先輩との顔合わせ〜北乃修羅〜
マオが単独配信している中でユウは事務所に来ていた。
今日は次にコラボする先輩との顔合わせがあったからだ。
「おはよーございまーす」
挨拶しながら扉を開ける。
中には里中と唯一の2人がいた。
「おはよう、ユウちゃん」
「おはよう。随分と早く来たわね」
「えへへ〜昨日から楽しみにしてたんだ!
修羅先輩の動画もしっかり確認したからね」
ユウとコラボ予定しているのは北乃修羅
修羅の国と呼ばれる場所から来た鬼の女王という設定の女性である。
普段は丁寧な言葉ながら修羅の国弄りをされると、修羅の国語が出てしまいその乱暴さとのギャップで人気を博している。
「おはようございます」
しばらく待っていると扉が開き女性が入ってきた。
「修羅ちゃん、おはよう」
「おはようございます、修羅さん」
「おはようございます!」
この女性こそが北乃修羅その人である。
Vの立ち絵と見た目は殆ど変わらない。
違いといえば角が無くなってピンクの髪が黒になっているくらいだろう。
北乃修羅の設定180センチほどでは無いにしても170は超えている高身長であり、スタイルの良い格好良い女性という印象を与える。
「あら、貴方がユウちゃん?
本当にVのモデルと全く変わらないのね!
私は北乃修羅よ、よろしくお願いするわ」
修羅はそう言って手を差し伸べる。
「こちらこそよろしくお願いします!」
ユウもそう言って差し出された手を握り固い握手を交わす。
里中と唯はこのやりとりをニヤニヤと見ていた。
実は修羅は少しS気質なところがあり、この握手に力を込めていき痛がったところで離すという悪癖があるのだ。
その目論見通りに力を込めていく・・・いくのだがユウも合わせて力を込めていきビクともしない。

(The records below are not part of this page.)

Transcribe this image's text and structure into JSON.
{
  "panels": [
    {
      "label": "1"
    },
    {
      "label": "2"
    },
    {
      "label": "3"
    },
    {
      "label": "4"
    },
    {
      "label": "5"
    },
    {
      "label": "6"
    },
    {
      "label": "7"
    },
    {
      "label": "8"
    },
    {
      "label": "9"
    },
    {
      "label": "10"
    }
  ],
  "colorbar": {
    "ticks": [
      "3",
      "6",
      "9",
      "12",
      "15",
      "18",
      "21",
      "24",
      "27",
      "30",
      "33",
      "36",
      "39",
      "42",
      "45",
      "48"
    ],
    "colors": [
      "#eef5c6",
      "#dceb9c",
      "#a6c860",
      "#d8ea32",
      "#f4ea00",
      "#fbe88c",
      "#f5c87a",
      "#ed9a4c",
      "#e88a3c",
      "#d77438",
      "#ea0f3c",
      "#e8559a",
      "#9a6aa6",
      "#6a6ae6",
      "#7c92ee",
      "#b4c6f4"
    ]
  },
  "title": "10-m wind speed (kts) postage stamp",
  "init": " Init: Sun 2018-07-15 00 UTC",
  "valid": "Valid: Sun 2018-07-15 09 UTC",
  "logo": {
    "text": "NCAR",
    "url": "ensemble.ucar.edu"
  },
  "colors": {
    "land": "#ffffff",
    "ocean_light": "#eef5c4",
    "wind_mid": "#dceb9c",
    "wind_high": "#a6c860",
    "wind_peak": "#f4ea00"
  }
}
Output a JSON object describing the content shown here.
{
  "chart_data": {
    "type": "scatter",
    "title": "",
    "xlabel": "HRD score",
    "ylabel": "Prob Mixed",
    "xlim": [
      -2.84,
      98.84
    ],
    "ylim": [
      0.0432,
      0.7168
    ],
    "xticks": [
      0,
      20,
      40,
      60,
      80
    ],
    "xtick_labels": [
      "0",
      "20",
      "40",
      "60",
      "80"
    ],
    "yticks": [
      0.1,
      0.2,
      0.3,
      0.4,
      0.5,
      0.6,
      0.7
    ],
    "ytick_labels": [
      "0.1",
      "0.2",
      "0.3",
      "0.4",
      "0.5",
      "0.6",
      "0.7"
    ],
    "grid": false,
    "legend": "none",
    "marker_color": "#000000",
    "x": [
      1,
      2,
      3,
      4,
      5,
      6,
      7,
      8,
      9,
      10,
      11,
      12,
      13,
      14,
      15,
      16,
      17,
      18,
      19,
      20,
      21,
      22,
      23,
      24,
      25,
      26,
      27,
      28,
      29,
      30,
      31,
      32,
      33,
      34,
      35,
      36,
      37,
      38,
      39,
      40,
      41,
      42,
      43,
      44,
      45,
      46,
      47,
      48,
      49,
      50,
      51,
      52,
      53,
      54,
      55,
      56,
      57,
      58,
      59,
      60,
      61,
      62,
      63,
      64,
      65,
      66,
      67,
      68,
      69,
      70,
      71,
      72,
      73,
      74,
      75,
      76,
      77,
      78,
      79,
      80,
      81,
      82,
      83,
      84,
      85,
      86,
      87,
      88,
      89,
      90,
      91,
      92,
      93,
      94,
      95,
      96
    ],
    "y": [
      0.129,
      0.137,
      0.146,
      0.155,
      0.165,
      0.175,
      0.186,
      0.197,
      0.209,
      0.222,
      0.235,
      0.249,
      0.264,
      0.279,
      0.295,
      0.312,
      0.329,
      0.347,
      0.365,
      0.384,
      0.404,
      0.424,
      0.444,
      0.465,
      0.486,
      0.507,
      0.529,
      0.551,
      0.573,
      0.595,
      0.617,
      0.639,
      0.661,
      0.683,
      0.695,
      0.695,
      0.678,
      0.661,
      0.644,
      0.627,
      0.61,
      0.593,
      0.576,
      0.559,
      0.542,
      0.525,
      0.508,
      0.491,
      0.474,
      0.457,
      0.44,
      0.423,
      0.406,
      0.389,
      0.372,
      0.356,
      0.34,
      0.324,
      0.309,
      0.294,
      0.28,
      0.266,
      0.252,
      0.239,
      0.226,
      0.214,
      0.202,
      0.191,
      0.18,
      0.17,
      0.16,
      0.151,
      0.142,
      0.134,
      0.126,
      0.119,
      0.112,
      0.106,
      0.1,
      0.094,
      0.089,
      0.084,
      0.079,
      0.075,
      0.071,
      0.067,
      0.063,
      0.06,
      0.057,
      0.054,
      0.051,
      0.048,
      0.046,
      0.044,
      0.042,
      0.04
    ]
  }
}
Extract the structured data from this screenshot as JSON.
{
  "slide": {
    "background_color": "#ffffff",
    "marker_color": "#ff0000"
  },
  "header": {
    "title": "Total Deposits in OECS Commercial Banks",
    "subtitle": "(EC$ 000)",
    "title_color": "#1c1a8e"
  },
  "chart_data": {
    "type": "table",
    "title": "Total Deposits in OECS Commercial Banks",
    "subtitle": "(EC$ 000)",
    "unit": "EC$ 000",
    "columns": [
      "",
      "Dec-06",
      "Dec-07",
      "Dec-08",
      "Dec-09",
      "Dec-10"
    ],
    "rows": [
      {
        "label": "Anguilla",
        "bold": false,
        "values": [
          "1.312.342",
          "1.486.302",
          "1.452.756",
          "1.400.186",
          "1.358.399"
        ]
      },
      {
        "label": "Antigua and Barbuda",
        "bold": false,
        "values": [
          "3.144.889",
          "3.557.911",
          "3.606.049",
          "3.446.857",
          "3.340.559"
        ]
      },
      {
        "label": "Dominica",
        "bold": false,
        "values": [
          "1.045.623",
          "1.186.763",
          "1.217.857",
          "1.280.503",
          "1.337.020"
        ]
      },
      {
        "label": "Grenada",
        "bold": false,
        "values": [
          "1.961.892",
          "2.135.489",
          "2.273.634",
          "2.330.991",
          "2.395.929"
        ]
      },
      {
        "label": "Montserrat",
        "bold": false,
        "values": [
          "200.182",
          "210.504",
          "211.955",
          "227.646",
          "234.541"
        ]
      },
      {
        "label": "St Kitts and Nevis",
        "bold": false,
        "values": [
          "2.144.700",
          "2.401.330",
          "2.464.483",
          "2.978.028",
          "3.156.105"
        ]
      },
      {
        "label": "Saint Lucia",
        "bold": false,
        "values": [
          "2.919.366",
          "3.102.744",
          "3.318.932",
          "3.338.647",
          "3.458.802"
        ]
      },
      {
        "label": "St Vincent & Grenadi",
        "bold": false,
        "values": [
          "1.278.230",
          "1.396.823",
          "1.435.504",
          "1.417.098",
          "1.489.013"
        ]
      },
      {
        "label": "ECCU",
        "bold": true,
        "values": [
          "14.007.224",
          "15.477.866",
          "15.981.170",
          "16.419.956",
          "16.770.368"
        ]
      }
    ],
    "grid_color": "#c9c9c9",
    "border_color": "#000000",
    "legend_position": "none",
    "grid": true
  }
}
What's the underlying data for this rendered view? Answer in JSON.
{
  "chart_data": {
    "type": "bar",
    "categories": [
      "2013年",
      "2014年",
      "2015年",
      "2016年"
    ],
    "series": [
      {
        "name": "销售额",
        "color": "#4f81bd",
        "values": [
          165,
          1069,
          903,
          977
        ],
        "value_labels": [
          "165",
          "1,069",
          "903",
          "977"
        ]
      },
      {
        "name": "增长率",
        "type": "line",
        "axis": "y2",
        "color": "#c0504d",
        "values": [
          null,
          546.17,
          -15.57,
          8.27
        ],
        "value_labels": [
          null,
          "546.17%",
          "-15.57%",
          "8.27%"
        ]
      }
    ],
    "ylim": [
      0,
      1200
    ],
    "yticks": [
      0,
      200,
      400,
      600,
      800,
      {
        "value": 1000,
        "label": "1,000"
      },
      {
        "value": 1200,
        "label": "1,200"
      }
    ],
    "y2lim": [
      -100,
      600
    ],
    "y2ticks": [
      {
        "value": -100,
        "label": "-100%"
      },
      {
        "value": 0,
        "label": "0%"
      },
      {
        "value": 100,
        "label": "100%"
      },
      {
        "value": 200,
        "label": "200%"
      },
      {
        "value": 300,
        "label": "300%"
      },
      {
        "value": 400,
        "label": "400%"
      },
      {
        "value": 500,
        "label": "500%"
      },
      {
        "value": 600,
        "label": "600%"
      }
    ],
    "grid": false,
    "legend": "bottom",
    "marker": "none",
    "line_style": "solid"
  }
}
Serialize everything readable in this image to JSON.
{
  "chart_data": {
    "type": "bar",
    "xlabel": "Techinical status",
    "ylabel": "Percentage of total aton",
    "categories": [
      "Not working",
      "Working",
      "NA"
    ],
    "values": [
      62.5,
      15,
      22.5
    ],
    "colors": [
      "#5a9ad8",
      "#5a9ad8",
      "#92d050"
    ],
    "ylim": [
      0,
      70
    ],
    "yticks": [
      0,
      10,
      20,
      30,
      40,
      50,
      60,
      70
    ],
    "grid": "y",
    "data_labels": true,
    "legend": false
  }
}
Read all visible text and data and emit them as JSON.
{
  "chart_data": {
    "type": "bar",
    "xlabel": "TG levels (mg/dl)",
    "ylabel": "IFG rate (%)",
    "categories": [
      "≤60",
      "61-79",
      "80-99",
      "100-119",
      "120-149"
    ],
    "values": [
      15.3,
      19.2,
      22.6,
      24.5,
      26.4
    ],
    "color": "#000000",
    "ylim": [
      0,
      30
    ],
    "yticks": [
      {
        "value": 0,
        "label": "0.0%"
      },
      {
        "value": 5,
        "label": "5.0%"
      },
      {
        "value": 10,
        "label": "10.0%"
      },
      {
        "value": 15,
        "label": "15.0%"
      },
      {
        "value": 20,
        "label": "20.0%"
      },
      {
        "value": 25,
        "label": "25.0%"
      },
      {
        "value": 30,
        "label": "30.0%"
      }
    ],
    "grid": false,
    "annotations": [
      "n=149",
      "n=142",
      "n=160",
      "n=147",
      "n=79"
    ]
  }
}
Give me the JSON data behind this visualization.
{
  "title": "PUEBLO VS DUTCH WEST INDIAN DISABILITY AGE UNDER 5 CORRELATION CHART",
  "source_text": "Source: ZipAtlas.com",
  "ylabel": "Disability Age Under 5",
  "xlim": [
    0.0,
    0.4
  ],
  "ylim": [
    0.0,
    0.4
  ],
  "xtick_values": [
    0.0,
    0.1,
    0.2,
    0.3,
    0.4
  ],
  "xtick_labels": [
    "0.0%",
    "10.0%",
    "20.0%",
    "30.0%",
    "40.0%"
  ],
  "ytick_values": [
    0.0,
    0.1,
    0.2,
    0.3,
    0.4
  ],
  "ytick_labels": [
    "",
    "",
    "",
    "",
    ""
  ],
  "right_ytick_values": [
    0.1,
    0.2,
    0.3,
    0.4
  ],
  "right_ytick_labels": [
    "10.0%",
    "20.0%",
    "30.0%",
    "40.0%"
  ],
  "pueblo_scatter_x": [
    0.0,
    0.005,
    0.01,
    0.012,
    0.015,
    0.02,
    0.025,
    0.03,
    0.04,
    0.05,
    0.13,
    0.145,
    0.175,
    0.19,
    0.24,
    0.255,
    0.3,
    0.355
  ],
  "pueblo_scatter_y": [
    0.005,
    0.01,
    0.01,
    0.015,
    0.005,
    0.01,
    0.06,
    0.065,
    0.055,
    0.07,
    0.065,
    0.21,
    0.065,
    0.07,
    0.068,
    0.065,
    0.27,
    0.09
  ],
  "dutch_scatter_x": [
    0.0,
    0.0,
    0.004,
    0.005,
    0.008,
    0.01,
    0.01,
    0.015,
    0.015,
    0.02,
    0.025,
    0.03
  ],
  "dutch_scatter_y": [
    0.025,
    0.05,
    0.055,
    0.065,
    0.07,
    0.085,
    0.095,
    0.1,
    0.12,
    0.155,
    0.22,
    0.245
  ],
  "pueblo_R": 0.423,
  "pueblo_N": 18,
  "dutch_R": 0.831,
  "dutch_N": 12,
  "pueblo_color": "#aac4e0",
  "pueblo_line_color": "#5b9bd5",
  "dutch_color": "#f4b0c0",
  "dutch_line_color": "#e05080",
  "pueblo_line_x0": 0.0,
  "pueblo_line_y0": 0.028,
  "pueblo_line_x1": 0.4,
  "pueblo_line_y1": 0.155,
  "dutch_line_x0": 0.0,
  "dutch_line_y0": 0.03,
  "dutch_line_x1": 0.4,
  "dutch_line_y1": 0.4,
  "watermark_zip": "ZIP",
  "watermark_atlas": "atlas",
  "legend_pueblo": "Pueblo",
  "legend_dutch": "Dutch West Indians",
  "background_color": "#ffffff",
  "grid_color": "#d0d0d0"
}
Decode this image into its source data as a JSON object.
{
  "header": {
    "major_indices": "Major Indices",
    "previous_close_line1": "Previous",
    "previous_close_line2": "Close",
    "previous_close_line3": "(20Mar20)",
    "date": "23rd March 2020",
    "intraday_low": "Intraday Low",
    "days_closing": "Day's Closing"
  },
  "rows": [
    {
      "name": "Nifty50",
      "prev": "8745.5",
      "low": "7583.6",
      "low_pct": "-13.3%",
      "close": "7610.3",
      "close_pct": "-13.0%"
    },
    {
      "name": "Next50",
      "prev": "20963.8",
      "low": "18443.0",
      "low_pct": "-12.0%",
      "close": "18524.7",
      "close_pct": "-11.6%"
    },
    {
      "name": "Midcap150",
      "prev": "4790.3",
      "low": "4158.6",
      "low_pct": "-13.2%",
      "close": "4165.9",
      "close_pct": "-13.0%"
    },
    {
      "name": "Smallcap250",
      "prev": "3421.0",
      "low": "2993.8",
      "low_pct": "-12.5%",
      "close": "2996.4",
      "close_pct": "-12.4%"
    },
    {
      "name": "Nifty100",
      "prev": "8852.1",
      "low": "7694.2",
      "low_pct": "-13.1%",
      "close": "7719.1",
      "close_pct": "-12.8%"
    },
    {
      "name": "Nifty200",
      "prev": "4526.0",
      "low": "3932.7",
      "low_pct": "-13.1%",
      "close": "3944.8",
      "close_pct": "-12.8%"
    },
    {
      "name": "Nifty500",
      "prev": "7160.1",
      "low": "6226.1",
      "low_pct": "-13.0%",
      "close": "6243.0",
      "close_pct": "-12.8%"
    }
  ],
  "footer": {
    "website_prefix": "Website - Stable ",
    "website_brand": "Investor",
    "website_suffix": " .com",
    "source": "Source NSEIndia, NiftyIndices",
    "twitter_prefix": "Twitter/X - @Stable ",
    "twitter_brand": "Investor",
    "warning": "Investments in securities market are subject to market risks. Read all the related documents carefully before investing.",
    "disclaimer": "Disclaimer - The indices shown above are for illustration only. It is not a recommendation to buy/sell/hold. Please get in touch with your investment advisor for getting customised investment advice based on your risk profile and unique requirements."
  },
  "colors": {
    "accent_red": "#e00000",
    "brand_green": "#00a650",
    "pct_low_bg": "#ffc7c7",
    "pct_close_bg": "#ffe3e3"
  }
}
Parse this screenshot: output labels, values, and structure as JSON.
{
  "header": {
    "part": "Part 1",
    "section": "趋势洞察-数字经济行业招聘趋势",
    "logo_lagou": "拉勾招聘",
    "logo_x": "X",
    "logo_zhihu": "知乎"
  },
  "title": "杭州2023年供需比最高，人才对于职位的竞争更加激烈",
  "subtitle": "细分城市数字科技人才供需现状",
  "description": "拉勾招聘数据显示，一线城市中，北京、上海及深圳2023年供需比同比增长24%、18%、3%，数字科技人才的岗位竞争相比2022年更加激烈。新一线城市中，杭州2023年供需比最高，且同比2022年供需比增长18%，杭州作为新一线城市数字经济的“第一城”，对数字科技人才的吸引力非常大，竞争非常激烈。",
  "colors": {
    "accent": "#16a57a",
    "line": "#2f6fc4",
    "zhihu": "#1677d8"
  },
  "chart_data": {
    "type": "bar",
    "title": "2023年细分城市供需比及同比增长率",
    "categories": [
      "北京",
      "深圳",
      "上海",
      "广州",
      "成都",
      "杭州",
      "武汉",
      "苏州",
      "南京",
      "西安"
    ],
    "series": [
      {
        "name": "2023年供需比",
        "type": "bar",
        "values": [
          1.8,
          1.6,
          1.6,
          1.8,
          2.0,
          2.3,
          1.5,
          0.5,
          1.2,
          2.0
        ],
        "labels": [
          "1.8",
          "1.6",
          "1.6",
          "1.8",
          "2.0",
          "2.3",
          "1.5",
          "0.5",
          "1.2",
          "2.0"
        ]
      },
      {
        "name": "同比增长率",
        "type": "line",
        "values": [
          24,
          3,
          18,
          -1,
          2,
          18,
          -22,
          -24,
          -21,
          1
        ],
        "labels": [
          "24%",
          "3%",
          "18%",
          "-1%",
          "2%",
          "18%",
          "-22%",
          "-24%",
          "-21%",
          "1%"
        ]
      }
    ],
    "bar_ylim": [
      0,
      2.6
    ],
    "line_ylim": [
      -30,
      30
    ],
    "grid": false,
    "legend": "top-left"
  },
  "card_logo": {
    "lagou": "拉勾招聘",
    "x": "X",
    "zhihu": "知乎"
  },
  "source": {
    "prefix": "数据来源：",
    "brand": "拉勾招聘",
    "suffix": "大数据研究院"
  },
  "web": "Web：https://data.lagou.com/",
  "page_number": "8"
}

段々とムキになって力を全力で込めていくがユウはニコニコと笑い平然としていた。
ユウとしてはこんなに力一杯握ってくれるなんて嬉しいなぐらいにしか考えてなかった。
修羅はフッと力を抜き手を離す。
「参った、完敗だわ。
こんな小さな身体のどこにそんな力があるのやら」
「だから言ったじゃないの。
本当に異世界から来た勇者だって」
「そん話ほんとんことやったんね?」
真面目に返す里中に驚いて素が出てしまう修羅。
「修羅さん、方言が出ていますよ」
「おっと、いけないいけない。
つい修羅の国の方言が出てしまったわ」
修羅の話を聞いたユウが目を輝かせる。
「え?修羅の国ってほんとうにあるんですか?」
キラキラした目で聞いてくるユウを修羅は思わず抱きしめる。
「こん子ばりあいらしか。
持ち帰ってよか?」
「ダメです!
マオさんとの事を聞いているでしょう。
引き離すと夜中にパニック起こしますよ」
「それなら今度2人で泊まりに来んしゃい。
オフコラボした後はお泊まり会そう。」
「え、いいんですか?」
「よかよか。
うちも楽しみにしとーばい」
そんな2人を呆れた様子で見ている里中。
「まぁ、こうなるとは思っていたわよ。
修羅ちゃんの好みドンピシャだもんね」
「もう方言も止まらないですね。
仕方ないとは思いますが」
波長が合う2人を見ながら今度のオフコラボは修羅が暴走しすぎないか心配になる2人であった。